While Gallup has not been able to establish a statistical link between heightened enthusiasm and greater turnout among a party's supporters in past presidential and midterm election years, in general, the party that has the advantage in enthusiasm has tended to fare better in the elections. The fact that enthusiasm is higher among Democrats than Republicans is yet another indicator pointing to a political environment that is currently favorable for the Democrats.
These results are based on telephone interviews with a randomly selected national sample of 2,010 adults, aged 18 and older, conducted Jan. 10-13, 2008. For results based on this sample, one can say with 95% confidence that the maximum error attributable to sampling and other random effects is ±2 percentage points.
For results based on the 989 national adults in the Form A half sample and the 1,021 national adults in the Form B half sample, the maximum margins of sampling error are ±3 percentage points.
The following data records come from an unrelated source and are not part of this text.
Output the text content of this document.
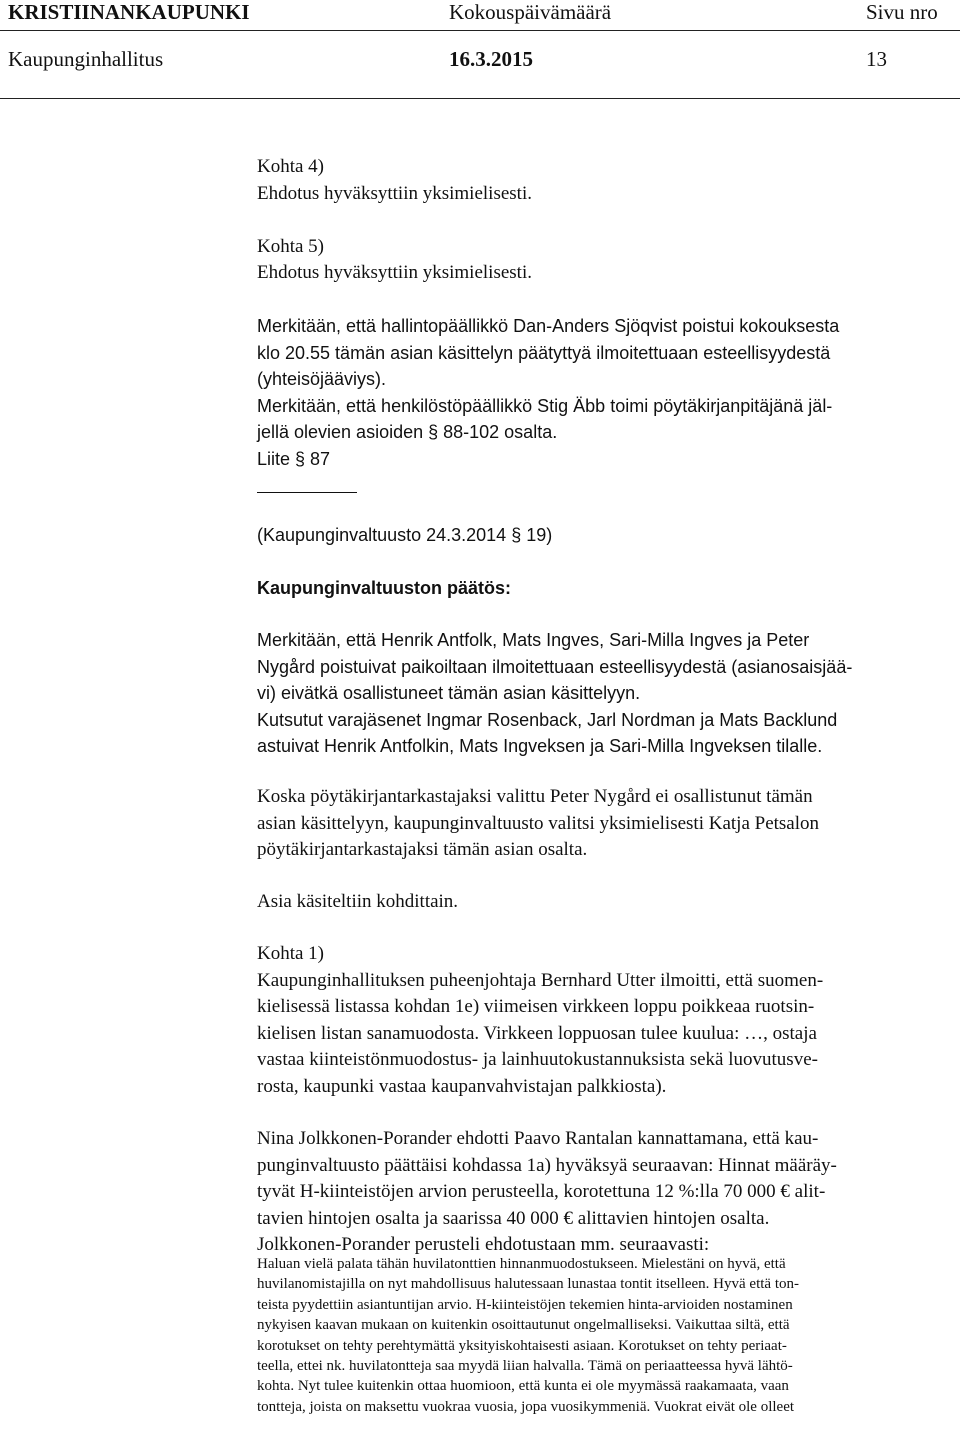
KRISTIINANKAUPUNKI	Kokouspäivämäärä	Sivu nro
Kaupunginhallitus	16.3.2015	13

Kohta 4)

Ehdotus hyväksyttiin yksimielisesti.

Kohta 5)

Ehdotus hyväksyttiin yksimielisesti.

Merkitään, että hallintopäällikkö Dan-Anders Sjöqvist poistui kokouksesta

klo 20.55 tämän asian käsittelyn päätyttyä ilmoitettuaan esteellisyydestä

(yhteisöjääviys).

Merkitään, että henkilöstöpäällikkö Stig Äbb toimi pöytäkirjanpitäjänä jäl-

jellä olevien asioiden § 88-102 osalta.

Liite § 87

(Kaupunginvaltuusto 24.3.2014 § 19)

Kaupunginvaltuuston päätös:

Merkitään, että Henrik Antfolk, Mats Ingves, Sari-Milla Ingves ja Peter

Nygård poistuivat paikoiltaan ilmoitettuaan esteellisyydestä (asianosaisjää-

vi) eivätkä osallistuneet tämän asian käsittelyyn.

Kutsutut varajäsenet Ingmar Rosenback, Jarl Nordman ja Mats Backlund

astuivat Henrik Antfolkin, Mats Ingveksen ja Sari-Milla Ingveksen tilalle.

Koska pöytäkirjantarkastajaksi valittu Peter Nygård ei osallistunut tämän

asian käsittelyyn, kaupunginvaltuusto valitsi yksimielisesti Katja Petsalon

pöytäkirjantarkastajaksi tämän asian osalta.

Asia käsiteltiin kohdittain.

Kohta 1)

Kaupunginhallituksen puheenjohtaja Bernhard Utter ilmoitti, että suomen-

kielisessä listassa kohdan 1e) viimeisen virkkeen loppu poikkeaa ruotsin-

kielisen listan sanamuodosta. Virkkeen loppuosan tulee kuulua: …, ostaja

vastaa kiinteistönmuodostus- ja lainhuutokustannuksista sekä luovutusve-

rosta, kaupunki vastaa kaupanvahvistajan palkkiosta).

Nina Jolkkonen-Porander ehdotti Paavo Rantalan kannattamana, että kau-

punginvaltuusto päättäisi kohdassa 1a) hyväksyä seuraavan: Hinnat määräy-

tyvät H-kiinteistöjen arvion perusteella, korotettuna 12 %:lla 70 000 € alit-

tavien hintojen osalta ja saarissa 40 000 € alittavien hintojen osalta.

Jolkkonen-Porander perusteli ehdotustaan mm. seuraavasti:

Haluan vielä palata tähän huvilatonttien hinnanmuodostukseen. Mielestäni on hyvä, että

huvilanomistajilla on nyt mahdollisuus halutessaan lunastaa tontit itselleen. Hyvä että ton-

teista pyydettiin asiantuntijan arvio. H-kiinteistöjen tekemien hinta-arvioiden nostaminen

nykyisen kaavan mukaan on kuitenkin osoittautunut ongelmalliseksi. Vaikuttaa siltä, että

korotukset on tehty perehtymättä yksityiskohtaisesti asiaan. Korotukset on tehty periaat-

teella, ettei nk. huvilatontteja saa myydä liian halvalla. Tämä on periaatteessa hyvä lähtö-

kohta. Nyt tulee kuitenkin ottaa huomioon, että kunta ei ole myymässä raakamaata, vaan

tontteja, joista on maksettu vuokraa vuosia, jopa vuosikymmeniä. Vuokrat eivät ole olleet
For results based on the sample of 515 Democrats and Democratic leaners in the Form A half-sample and 506 Democrats and Democratic leaners in the Form B half-sample, the maximum margins of sampling error are ±5 percentage points.
For results based on the sample of 397 Republicans and Republican leaners in the Form A half-sample and 434 Republicans and Republicans leaners in the Form B half-sample, the maximum margins of sampling error are ±5 percentage points.
Interviews are conducted with respondents on land-line telephones (for respondents with a land-line telephone) and cellular phones (for respondents who are cell-phone only).
In addition to sampling error, question wording and practical difficulties in conducting surveys can introduce error or bias into the findings of public opinion polls.